An issue that we've all be hearing about is the alarming rate of obesity in this country. Just last year, Ad Council partnered with the Department of Health and Human Services to launch a campaign combating obesity. (Reference spot "Love Handles").

Since the campaign launch, the website is receiving over 80,000 unique visitors a month and already more than 105 million Americans have been exposed to this campaign.

All of these examples are from some of the more recent campaigns. But Ad Council has many efforts that year after year produce incredible results. In fact, they have been partnering with the United Negro College Fund for over 30 years. While we all know that "A Mind is A Terrible Thing to Waste," you may not know that this campaign has helped 350,000 children to graduate from college - 350,000. (Reference spot "Schedule").

Ten years ago, the Ad Council adopted a comprehensive initiative to make a difference for those Americans in greatest need - our children.

Today, 70% of all Ad Council campaigns today benefit children. In fact, in just ten years, the media has donated more than $6 billion dollars in support of these messages.

In real life terms, this effort has resulted in:

  • more children in after-school programs
  • more adult mentors for at-risk youth
  • fewer teens dropping out of high school and
  • more parents armed with information and support.

We know that we need to create messages that surround the health and well-being of our children. So, as Ad Council looked at the body of their work, it became very clear that they needed an early learning campaign. So they reached out to the United Way's Success by 6 program to be the national partner in this effort.

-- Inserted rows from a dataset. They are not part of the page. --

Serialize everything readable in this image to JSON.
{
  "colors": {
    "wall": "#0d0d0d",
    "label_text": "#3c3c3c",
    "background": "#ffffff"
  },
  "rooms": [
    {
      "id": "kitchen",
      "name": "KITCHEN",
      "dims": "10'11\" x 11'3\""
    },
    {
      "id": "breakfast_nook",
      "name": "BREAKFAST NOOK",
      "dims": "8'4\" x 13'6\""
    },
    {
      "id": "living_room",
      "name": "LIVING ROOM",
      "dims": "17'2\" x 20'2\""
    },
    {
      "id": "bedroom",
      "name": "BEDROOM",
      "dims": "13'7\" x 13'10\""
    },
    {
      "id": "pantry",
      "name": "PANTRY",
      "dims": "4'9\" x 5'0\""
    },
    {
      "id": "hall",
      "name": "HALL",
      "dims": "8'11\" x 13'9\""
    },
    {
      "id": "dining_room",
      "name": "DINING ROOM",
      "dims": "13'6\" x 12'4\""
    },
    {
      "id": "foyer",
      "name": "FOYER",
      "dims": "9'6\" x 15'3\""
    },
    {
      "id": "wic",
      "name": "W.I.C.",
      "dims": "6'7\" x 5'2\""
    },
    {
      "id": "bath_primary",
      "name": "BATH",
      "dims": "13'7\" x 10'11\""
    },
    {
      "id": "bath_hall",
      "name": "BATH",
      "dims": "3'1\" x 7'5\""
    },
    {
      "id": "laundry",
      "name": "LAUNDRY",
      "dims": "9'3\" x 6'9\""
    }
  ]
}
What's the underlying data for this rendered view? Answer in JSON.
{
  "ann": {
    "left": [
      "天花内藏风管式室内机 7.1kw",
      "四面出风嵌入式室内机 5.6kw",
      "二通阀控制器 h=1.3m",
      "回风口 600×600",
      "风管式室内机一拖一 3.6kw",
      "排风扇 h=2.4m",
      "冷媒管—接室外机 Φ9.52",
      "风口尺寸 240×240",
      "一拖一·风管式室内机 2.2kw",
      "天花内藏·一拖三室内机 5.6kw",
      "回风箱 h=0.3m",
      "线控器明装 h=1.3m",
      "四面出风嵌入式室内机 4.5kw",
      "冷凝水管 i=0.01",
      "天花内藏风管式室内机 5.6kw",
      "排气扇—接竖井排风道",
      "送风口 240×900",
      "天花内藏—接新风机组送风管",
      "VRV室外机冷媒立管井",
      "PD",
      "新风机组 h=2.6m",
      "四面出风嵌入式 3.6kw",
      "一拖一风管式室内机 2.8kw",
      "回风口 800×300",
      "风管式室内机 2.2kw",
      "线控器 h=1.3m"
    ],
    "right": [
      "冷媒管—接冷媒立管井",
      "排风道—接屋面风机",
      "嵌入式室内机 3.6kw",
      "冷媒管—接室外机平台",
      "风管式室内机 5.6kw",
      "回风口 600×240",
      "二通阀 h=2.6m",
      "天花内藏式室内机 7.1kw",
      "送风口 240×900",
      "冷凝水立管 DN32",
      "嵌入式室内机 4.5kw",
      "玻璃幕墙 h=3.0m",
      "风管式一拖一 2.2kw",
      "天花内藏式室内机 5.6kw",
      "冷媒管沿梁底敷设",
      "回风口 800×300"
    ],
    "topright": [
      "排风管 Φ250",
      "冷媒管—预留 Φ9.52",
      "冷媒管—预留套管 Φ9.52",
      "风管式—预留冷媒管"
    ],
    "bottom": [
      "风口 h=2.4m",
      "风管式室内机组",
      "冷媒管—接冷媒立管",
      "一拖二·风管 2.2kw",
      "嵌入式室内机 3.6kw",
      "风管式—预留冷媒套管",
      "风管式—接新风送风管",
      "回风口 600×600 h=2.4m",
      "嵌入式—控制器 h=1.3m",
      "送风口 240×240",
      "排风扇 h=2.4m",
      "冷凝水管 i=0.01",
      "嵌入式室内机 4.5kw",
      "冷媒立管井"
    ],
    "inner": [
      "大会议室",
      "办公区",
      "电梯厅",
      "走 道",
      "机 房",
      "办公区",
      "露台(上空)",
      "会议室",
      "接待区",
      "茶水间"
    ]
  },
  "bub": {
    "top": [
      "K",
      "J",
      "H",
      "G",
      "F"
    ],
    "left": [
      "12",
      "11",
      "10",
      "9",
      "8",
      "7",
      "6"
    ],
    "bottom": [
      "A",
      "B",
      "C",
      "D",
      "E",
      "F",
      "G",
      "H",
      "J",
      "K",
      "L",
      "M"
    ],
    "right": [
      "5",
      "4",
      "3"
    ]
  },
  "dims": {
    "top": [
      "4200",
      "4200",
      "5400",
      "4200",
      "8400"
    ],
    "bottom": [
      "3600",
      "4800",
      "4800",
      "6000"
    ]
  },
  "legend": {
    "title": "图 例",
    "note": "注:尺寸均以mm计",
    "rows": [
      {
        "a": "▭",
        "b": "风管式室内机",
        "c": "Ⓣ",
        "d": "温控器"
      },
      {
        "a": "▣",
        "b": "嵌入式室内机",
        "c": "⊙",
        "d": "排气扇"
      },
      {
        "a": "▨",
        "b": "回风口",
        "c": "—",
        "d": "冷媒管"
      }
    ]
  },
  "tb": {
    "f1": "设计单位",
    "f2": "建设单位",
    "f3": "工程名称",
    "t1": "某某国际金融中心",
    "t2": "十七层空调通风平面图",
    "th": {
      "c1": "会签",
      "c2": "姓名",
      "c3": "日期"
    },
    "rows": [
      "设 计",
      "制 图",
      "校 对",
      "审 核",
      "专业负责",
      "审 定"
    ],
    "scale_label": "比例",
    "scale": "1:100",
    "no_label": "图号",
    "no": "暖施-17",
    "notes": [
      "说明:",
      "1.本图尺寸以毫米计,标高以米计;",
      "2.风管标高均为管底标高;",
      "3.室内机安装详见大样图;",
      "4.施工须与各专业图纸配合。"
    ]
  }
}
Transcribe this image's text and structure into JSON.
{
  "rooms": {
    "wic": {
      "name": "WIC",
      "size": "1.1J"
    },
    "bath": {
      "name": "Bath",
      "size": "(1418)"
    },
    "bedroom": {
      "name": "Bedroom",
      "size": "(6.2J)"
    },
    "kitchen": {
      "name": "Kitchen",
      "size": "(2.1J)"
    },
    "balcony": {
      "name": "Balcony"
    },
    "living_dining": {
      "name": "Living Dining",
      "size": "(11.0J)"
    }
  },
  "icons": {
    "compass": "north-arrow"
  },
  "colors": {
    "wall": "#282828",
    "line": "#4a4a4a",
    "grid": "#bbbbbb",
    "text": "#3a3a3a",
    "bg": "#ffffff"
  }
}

Like all Ad Council campaigns, the new Born Learning campaign is about raising awareness of the issue, which, as you might imagine, is just the first step in what can eventually lead to changing the social norm.

The objective of our campaign is to engage parents and inspire them to provide their children with the foundation for a successful future.

Our target audience is English- and Spanish-speaking parents and grandparents of children from birth through age 5.

We must communicate to these parents that from birth, their children are not only eager, but also ready to learn. As parents they must understand that they have the power to turn everyday moments into fun learning opportunities.

Our research shows that parents are overwhelmed as it is. And not just in families where both parents are working outside of the home. Stay-at-home parents are equally overwhelmed. What we didn't want to do was create a message that made them feel like they had one more thing to worry about. That's why this advertising is so smart. It demonstrates that the little "everyday moments" -- whether that's when you're walking down the street together, pouring a bowl of cereal or doing yet another load of laundry -- can be teaching moments.

This campaign aims to inform parents that simply by starting early, they can give their children the tools they need to be school-ready…The PSAs direct parents to a comprehensive website, bornlearning.org. The website content was developed by our partner Civitas. It provides lots of useful information based on the latest research along with dozens of downloadable tips, fact sheets and other user-friendly materials. It will also link visitors with local United Ways for services in their community.

The PSAs were created pro bono by McCann Erickson. They are the same agency that created our United Way branding campaign, "What Matters," as well as so many wonderful commercial advertising campaigns including MasterCard's "Priceless." I think you'll agree that the team at McCann has done an equally remarkable job for this campaign - which, by the way, will be available in English and Spanish for TV, radio, print, outdoor and the internet. (Reference spots "Laundromat", "Piggies" and "Signs").

I am fortunate to do social marketing full time at United Way. But the advertising industry, which donates expertise, creative and media, feels both the opportunity and the responsibility to use the power of media for good. Tonight I have shown you but a few examples of this work.